At a time when comic book culture has never been more mainstream -- or more lucrative -- where’s the line between wannabe and true believer? Maisonneuve tries to answer that question.

From the story...

One thing is obvious: Fan Expo is booming. This is what Wall Street would look like if the world’s financial nexus were run by chubby men in Iron Maiden tees. And like Wall Street, Fan Expo is notorious for its cutthroat ways. Christopher Bird of Torontoist blasted Expo parent company Hobbystar’s habit of scheduling “parasitic” Fan Appreciation Days right before Toronto’s other major conventions in order “to hurt their competitor’s attendance and thus profit margin.”

Roaming the Expo, I begin narrating the whole thing in my head like the voice-over in a Werner Herzog documentary about obsessive, half-mad visionaries: Zese strangers have ambled here dressed up as ze costumed scions of a disposable culture. Yet beyond ze fanaticism, zere is a secret beauty. A delicate madness which zese foolish dreamers dare give full expression to…and so on.

But that kind of condescending bombast is unfair.

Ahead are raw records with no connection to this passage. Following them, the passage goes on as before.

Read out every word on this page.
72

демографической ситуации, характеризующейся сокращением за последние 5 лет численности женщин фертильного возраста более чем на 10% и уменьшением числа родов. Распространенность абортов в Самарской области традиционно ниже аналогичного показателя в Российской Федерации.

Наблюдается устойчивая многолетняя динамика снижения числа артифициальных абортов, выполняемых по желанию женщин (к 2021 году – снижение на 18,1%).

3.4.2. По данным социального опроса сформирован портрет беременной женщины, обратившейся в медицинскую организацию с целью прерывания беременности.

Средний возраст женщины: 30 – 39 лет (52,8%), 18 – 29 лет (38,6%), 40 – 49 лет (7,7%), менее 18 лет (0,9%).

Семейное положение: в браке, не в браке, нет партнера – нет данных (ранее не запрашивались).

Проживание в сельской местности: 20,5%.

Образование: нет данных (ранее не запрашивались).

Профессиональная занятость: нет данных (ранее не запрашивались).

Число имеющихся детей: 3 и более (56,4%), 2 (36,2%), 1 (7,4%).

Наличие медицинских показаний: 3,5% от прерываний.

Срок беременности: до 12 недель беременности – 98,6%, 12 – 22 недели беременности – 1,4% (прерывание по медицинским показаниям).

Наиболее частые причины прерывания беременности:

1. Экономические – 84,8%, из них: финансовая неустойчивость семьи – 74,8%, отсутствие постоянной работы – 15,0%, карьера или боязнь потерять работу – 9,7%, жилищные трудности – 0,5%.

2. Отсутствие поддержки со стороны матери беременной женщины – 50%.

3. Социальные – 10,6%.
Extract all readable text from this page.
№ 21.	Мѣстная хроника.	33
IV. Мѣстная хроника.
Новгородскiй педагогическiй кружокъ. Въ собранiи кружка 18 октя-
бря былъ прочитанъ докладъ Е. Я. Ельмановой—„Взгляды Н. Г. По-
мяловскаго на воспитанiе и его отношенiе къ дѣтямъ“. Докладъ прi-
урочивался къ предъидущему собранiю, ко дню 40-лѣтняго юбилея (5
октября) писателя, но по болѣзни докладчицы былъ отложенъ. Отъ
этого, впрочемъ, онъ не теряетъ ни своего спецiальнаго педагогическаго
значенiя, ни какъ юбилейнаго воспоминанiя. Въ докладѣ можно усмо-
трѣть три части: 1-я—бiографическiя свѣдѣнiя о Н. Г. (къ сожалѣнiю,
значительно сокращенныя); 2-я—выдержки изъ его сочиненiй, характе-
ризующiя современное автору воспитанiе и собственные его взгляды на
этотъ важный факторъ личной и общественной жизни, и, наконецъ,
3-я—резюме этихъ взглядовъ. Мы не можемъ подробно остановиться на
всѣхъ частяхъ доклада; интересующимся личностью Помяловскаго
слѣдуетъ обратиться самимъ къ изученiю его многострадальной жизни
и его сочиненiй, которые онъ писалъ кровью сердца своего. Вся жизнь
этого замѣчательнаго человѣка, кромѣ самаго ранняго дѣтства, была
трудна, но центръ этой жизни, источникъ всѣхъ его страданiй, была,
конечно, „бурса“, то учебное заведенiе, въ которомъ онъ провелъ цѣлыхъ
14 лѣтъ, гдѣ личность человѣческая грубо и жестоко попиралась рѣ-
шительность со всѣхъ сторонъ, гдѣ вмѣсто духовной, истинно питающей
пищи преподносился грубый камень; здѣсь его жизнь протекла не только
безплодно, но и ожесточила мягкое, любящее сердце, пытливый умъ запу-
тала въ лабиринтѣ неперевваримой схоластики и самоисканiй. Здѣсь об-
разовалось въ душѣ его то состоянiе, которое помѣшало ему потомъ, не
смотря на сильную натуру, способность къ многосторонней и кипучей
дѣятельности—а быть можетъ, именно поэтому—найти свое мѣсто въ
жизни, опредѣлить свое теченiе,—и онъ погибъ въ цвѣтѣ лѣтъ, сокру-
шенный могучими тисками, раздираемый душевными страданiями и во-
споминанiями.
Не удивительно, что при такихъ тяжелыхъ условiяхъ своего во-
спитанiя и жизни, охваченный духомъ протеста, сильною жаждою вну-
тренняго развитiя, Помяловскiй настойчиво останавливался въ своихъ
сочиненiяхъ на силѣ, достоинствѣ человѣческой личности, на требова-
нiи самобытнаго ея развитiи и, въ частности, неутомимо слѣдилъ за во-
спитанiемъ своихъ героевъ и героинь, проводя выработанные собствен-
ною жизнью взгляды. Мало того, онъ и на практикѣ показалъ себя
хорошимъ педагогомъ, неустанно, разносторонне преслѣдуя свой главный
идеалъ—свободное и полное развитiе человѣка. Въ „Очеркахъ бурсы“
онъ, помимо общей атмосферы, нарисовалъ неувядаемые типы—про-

There’s nothing disposable about this culture—Superman and Captain America will endure long after Werner Herzog is just another name on some “Intro to Film Studies” syllabus. There is no delicate madness and no secret beauty either. There are just snaking lines of people (mostly under thirty, mostly men) in the plaid-shirt-and-faded-jean uniform of the contemporary twentysomething everyman. It’s this attendee I’m most interested in: the schlub unconcerned with costumes, but deadly serious about comics.

IT'S HARD TO PINPOINT the precise moment of geekery’s mainstream emergence, but I’d suggest it was 1984, when the stars of the comedy Revenge of the Nerds stole the frat boys’ girlfriends and became campus kings.